Joff Wild of IAM Magazine predicts that the Federal Circuit’s en banc rehearing of the In re Bilsk case signals a move to restrict the patentability of software and business methods. He predicts that the Federal Circuits decision will bring the United States closer in line with how Europe treats this subject matter.
He provides the following reasons:
- Its rare for cases to be heard en banc
- The Federal Circuit is aware that recently the U.S. Supreme Court has been placing limits on patent holders rights
- Congress is considering the Patent Reform Act and the Federal Circuit’s Chief Judge is opposed to the changes in the Patent Reform Act
Rule 35 [link, PDF] of the Federal Circuit Rules of Practice provides that an en banc rehearing is ordered by a majority vote of the active circuit judges. It states that en banc rehearing is not favored and ordinarily will not be ordered unless:
- en banc consideration is necessary to secure or maintain uniformity of the courtís decisions; or
- the proceeding involves a question of exceptional importance.

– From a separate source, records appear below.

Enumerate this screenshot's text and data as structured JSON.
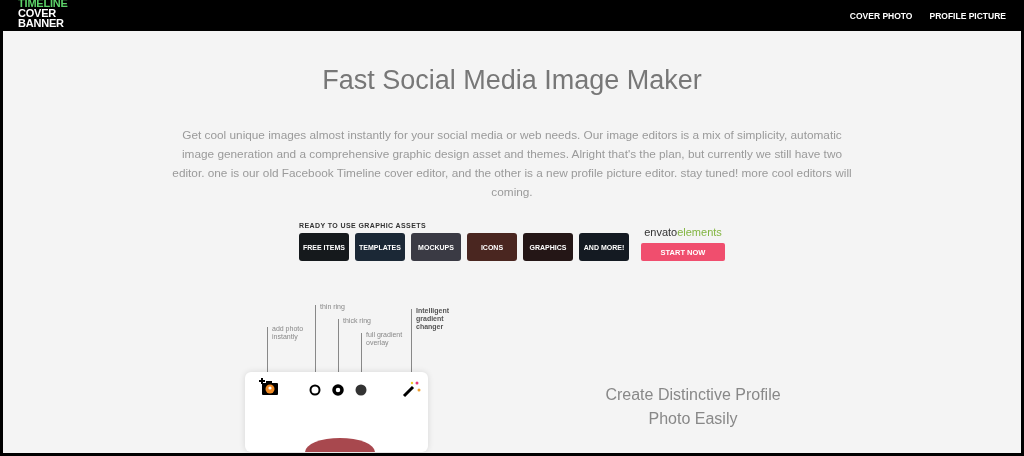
{
  "header": {
    "logo": [
      "TIMELINE",
      "COVER",
      "BANNER"
    ],
    "nav": [
      {
        "label": "COVER PHOTO"
      },
      {
        "label": "PROFILE PICTURE"
      }
    ]
  },
  "hero": {
    "title": "Fast Social Media Image Maker",
    "description": "Get cool unique images almost instantly for your social media or web needs. Our image editors is a mix of simplicity, automatic image generation and a comprehensive graphic design asset and themes. Alright that's the plan, but currently we still have two editor. one is our old Facebook Timeline cover editor, and the other is a new profile picture editor. stay tuned! more cool editors will coming."
  },
  "ad": {
    "heading": "READY TO USE GRAPHIC ASSETS",
    "tiles": [
      {
        "label": "FREE ITEMS",
        "color": "#15191c"
      },
      {
        "label": "TEMPLATES",
        "color": "#1b2836"
      },
      {
        "label": "MOCKUPS",
        "color": "#3a3a44"
      },
      {
        "label": "ICONS",
        "color": "#4a2620"
      },
      {
        "label": "GRAPHICS",
        "color": "#241616"
      },
      {
        "label": "AND MORE!",
        "color": "#141a22"
      }
    ],
    "brand": "envato",
    "brand_suffix": "elements",
    "button": "START NOW"
  },
  "editor_preview": {
    "tools": [
      {
        "kind": "camera",
        "note": "add photo instantly"
      },
      {
        "kind": "thin-ring",
        "note": "thin ring"
      },
      {
        "kind": "thick-ring",
        "note": "thick ring"
      },
      {
        "kind": "filled",
        "note": "full gradient overlay"
      },
      {
        "kind": "wand",
        "note": "Intelligent gradient changer"
      }
    ]
  },
  "feature": {
    "title": "Create Distinctive Profile Photo Easily"
  }
}
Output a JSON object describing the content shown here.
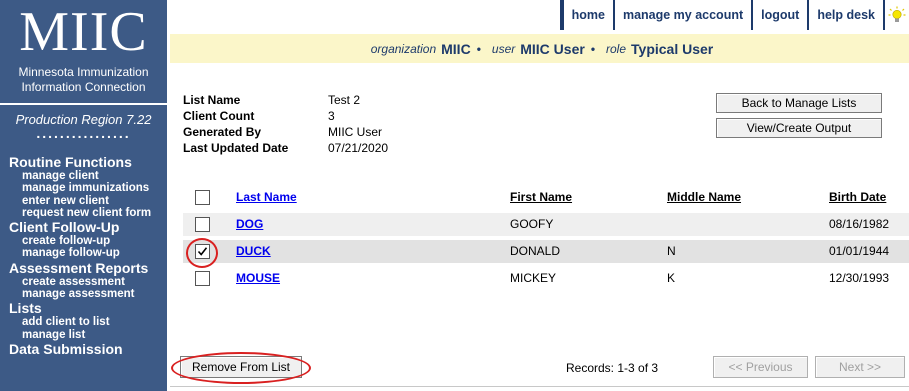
{
  "sidebar": {
    "logo": "MIIC",
    "subtitle_line1": "Minnesota Immunization",
    "subtitle_line2": "Information Connection",
    "region": "Production Region 7.22",
    "dots": "................",
    "sections": [
      {
        "heading": "Routine Functions",
        "items": [
          "manage client",
          "manage immunizations",
          "enter new client",
          "request new client form"
        ]
      },
      {
        "heading": "Client Follow-Up",
        "items": [
          "create follow-up",
          "manage follow-up"
        ]
      },
      {
        "heading": "Assessment Reports",
        "items": [
          "create assessment",
          "manage assessment"
        ]
      },
      {
        "heading": "Lists",
        "items": [
          "add client to list",
          "manage list"
        ]
      },
      {
        "heading": "Data Submission",
        "items": []
      }
    ]
  },
  "topnav": {
    "home": "home",
    "manage_account": "manage my account",
    "logout": "logout",
    "help_desk": "help desk",
    "bulb_icon": "lightbulb-icon"
  },
  "info_bar": {
    "org_label": "organization",
    "org_value": "MIIC",
    "user_label": "user",
    "user_value": "MIIC User",
    "role_label": "role",
    "role_value": "Typical User"
  },
  "summary": {
    "list_name_label": "List Name",
    "list_name_value": "Test 2",
    "client_count_label": "Client Count",
    "client_count_value": "3",
    "generated_by_label": "Generated By",
    "generated_by_value": "MIIC User",
    "last_updated_label": "Last Updated Date",
    "last_updated_value": "07/21/2020"
  },
  "buttons": {
    "back": "Back to Manage Lists",
    "view_output": "View/Create Output",
    "remove": "Remove From List",
    "previous": "<< Previous",
    "next": "Next >>"
  },
  "table": {
    "headers": {
      "last_name": "Last Name",
      "first_name": "First Name",
      "middle_name": "Middle Name",
      "birth_date": "Birth Date"
    },
    "rows": [
      {
        "last_name": "DOG",
        "first_name": "GOOFY",
        "middle_name": "",
        "birth_date": "08/16/1982",
        "checked": false
      },
      {
        "last_name": "DUCK",
        "first_name": "DONALD",
        "middle_name": "N",
        "birth_date": "01/01/1944",
        "checked": true
      },
      {
        "last_name": "MOUSE",
        "first_name": "MICKEY",
        "middle_name": "K",
        "birth_date": "12/30/1993",
        "checked": false
      }
    ]
  },
  "records": "Records: 1-3 of 3",
  "colors": {
    "sidebar": "#3d5a86",
    "navy": "#1d3a6b",
    "info_bar": "#fbf6c9",
    "highlight_ring": "#d92020",
    "link": "#0000ee"
  }
}
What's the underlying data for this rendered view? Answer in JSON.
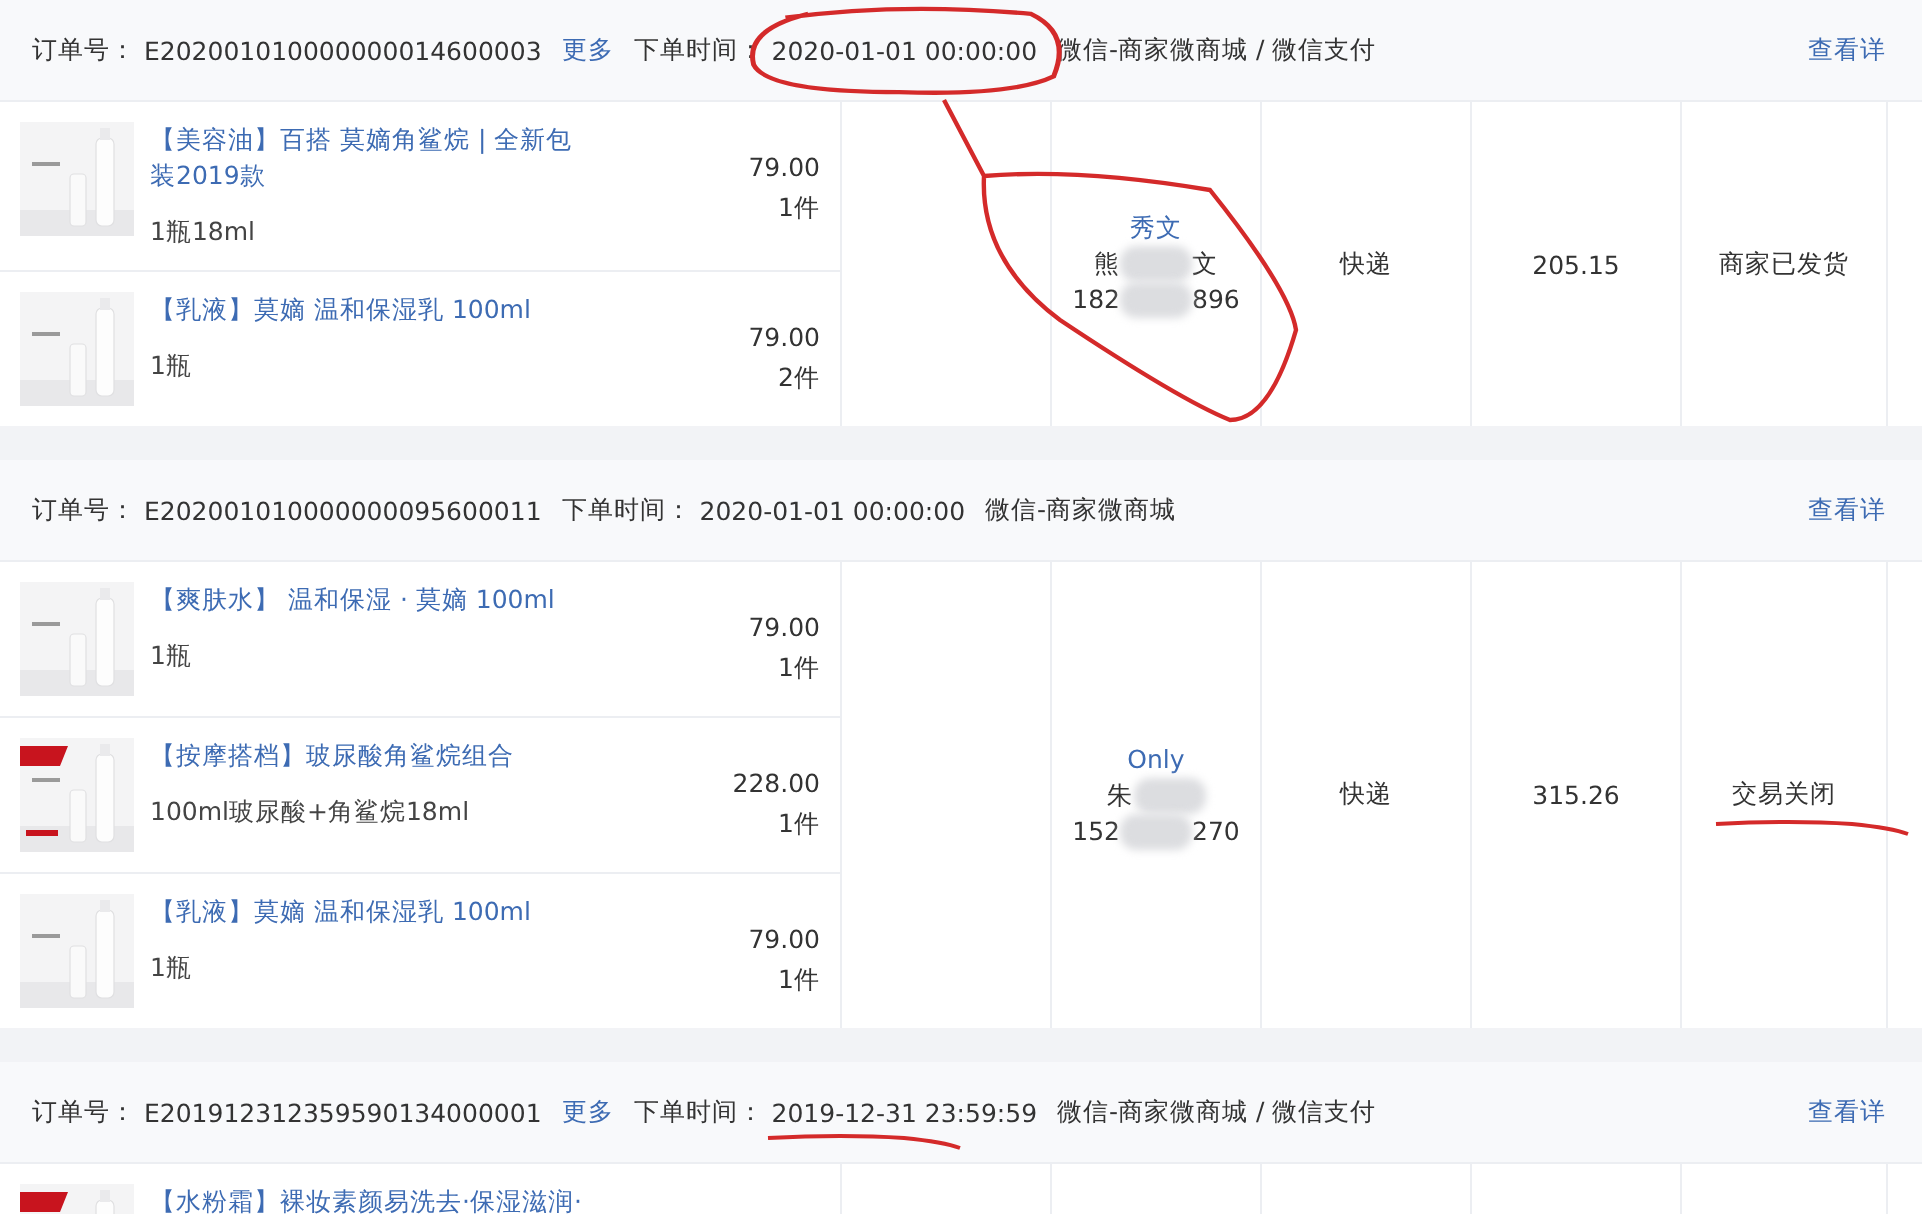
{
  "orders": [
    {
      "order_no_label": "订单号：",
      "order_no": "E202001010000000014600003",
      "more_link": "更多",
      "time_label": "下单时间：",
      "time": "2020-01-01 00:00:00",
      "time_circled": true,
      "time_underlined": false,
      "channel": "微信-商家微商城 / 微信支付",
      "details_link": "查看详",
      "items": [
        {
          "title": "【美容油】百搭 莫嫡角鲨烷 | 全新包装2019款",
          "spec": "1瓶18ml",
          "price": "79.00",
          "qty": "1件",
          "promo_tag": false
        },
        {
          "title": "【乳液】莫嫡 温和保湿乳 100ml",
          "spec": "1瓶",
          "price": "79.00",
          "qty": "2件",
          "promo_tag": false
        }
      ],
      "customer": {
        "nickname": "秀文",
        "name_start": "熊",
        "name_end": "文",
        "phone_start": "182",
        "phone_end": "896",
        "circled": true
      },
      "delivery": "快递",
      "amount": "205.15",
      "status": "商家已发货",
      "status_underlined": false
    },
    {
      "order_no_label": "订单号：",
      "order_no": "E202001010000000095600011",
      "time_label": "下单时间：",
      "time": "2020-01-01 00:00:00",
      "time_circled": false,
      "time_underlined": false,
      "channel": "微信-商家微商城",
      "details_link": "查看详",
      "items": [
        {
          "title": "【爽肤水】 温和保湿 · 莫嫡 100ml",
          "spec": "1瓶",
          "price": "79.00",
          "qty": "1件",
          "promo_tag": false
        },
        {
          "title": "【按摩搭档】玻尿酸角鲨烷组合",
          "spec": "100ml玻尿酸+角鲨烷18ml",
          "price": "228.00",
          "qty": "1件",
          "promo_tag": true
        },
        {
          "title": "【乳液】莫嫡 温和保湿乳 100ml",
          "spec": "1瓶",
          "price": "79.00",
          "qty": "1件",
          "promo_tag": false
        }
      ],
      "customer": {
        "nickname": "Only",
        "name_start": "朱",
        "phone_start": "152",
        "phone_end": "270",
        "circled": false
      },
      "delivery": "快递",
      "amount": "315.26",
      "status": "交易关闭",
      "status_underlined": true
    },
    {
      "order_no_label": "订单号：",
      "order_no": "E201912312359590134000001",
      "more_link": "更多",
      "time_label": "下单时间：",
      "time": "2019-12-31 23:59:59",
      "time_circled": false,
      "time_underlined": true,
      "channel": "微信-商家微商城 / 微信支付",
      "details_link": "查看详",
      "items": [
        {
          "title": "【水粉霜】裸妆素颜易洗去·保湿滋润·",
          "promo_tag": true
        }
      ]
    }
  ]
}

Here, the court may be answering the Board of Patent Appeals and Interference’s (Board) request for guidance in determining what is patentable subject matter under section 101. The Board stated in its decision [PDF] that “Several major analyses of statutory subject matter [under section 101] have been published recently.” The Board continued, “The USPTO is struggling to identify some way to objectively analyze the statutory subject matter issue instead of just saying ‘We know it when we see it.’ ”
It is possible that the Federal Circuit could provide a framework for determining patentable subject matter under section 101 without restricting the patentability of software and business methods. However, it may also be that the Federal Circuit will provide a section 101 framework that restricts software and business method patents.